La noticia cayó como una bomba en la reunión de la mañana.
"Bodegas Montenegro ha adquirido el estudio".
Mi jefe, un hombre al borde de la jubilación, lo anunció con una mezcla de alivio y tristeza.
Todos en la pequeña oficina se miraron, el aire se llenó de susurros y preguntas. Para ellos, era un salvavidas, una oportunidad.
Para mí, era el comienzo de una pesadilla.
Conocía muy bien a la dueña de Bodegas Montenegro.
Isabella. Mi exmujer.
La puerta de la sala de reuniones se abrió.
Entró ella, vestida con un traje sastre carísimo que gritaba poder. Su pelo oscuro recogido en un moño perfecto, sus labios rojos, su mirada fría.
Recorrió la sala con la vista, ignorando a todos hasta que sus ojos se encontraron con los míos. Una diminuta sonrisa de triunfo se dibujó en su cara.
"Buenos días. Soy Isabella Montenegro, su nueva jefa".
Su voz era la misma que recordaba, melodiosa pero con un filo de acero.

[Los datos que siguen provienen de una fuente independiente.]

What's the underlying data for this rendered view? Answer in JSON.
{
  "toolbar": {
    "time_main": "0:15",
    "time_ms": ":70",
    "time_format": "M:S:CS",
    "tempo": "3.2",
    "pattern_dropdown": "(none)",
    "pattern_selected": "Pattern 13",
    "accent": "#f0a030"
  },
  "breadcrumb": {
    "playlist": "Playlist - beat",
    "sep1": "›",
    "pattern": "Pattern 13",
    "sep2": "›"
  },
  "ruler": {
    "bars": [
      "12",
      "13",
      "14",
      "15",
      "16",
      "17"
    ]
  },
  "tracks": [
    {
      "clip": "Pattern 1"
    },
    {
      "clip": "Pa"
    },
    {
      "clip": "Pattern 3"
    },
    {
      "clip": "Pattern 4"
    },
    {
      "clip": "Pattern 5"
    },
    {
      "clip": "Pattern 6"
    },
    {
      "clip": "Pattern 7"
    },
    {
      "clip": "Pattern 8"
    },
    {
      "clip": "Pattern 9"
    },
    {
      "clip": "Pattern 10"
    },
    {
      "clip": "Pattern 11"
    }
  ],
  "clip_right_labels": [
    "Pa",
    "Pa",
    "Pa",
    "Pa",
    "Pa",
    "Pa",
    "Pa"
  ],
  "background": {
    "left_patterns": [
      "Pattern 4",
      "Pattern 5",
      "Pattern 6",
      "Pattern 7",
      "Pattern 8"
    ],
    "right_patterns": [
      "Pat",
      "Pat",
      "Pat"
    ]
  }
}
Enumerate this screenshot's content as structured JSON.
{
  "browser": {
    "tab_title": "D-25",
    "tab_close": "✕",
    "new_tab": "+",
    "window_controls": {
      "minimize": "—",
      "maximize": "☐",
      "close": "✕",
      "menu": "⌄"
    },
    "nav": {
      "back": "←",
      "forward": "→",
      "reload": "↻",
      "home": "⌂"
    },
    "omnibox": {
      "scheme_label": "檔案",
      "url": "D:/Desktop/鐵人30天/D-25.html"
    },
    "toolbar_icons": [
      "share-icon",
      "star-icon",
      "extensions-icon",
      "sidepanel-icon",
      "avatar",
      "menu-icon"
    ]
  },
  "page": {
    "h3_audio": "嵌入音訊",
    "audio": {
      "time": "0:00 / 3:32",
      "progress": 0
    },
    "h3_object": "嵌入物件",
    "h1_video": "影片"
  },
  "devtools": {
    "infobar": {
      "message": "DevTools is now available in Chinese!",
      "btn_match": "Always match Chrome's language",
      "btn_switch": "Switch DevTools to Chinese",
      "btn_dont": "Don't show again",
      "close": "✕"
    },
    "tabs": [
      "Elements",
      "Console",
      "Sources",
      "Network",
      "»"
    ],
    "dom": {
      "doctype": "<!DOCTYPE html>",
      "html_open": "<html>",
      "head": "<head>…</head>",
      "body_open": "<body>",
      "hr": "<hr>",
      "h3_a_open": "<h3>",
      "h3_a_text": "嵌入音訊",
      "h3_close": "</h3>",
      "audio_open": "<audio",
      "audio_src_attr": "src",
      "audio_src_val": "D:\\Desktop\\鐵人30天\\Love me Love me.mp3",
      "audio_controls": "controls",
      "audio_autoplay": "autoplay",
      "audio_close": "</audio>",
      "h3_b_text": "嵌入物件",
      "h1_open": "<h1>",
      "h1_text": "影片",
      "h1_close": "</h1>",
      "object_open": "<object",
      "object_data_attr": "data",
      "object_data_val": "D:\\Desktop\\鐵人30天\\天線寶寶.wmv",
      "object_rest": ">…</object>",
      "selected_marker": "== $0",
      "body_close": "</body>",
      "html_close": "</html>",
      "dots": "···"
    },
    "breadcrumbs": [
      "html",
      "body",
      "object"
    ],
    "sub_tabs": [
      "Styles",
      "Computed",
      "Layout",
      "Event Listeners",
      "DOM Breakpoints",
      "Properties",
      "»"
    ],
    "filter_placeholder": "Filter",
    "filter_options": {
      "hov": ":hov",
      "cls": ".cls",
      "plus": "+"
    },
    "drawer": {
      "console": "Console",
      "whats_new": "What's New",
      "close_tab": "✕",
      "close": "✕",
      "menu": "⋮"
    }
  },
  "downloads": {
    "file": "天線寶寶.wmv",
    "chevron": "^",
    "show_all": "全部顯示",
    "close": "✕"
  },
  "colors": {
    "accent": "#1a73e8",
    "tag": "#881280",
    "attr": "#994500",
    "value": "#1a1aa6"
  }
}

Más tarde, ese mismo día, organizaron una fiesta de confraternización en un bar de lujo.
"Todos estáis invitados", anunció el antiguo jefe, ahora relegado a un segundo plano.
Yo recogía mis cosas, listo para irme a casa, para escapar de ella.
"Javier".
Su voz me detuvo en seco.
Me giré. Estaba apoyada en el marco de mi cubículo, bloqueando la salida.
"Tú no vas a ninguna parte".
"¿Perdón?".
"Tenemos que revisar los planos del nuevo proyecto de la bodega. Hay mucho trabajo".
Señaló una pila de carpetas sobre mi mesa.
"Pero la fiesta...", empecé a decir.
"La fiesta es para que la gente se conozca. Nosotros ya nos conocemos muy bien, ¿no crees?".
Su tono era burlón, posesivo.
"Quédate. Trabajaremos juntos hasta tarde".
No era una petición, era una orden.
Mis compañeros pasaron a mi lado, dándome palmadas en la espalda.
"¡Qué suerte, Javi! El primer día y ya tienes trato preferencial".
"Se nota que la jefa te aprecia".
No entendían nada. Veían a una exmujer intentando reconectar.
Yo solo veía a la misma mujer que me había destruido, ahora con el poder de hacerlo de nuevo en mi lugar de trabajo.
Me senté, derrotado, mientras la oía dar órdenes por teléfono. El sonido de su voz era un recordatorio constante de mi humillación.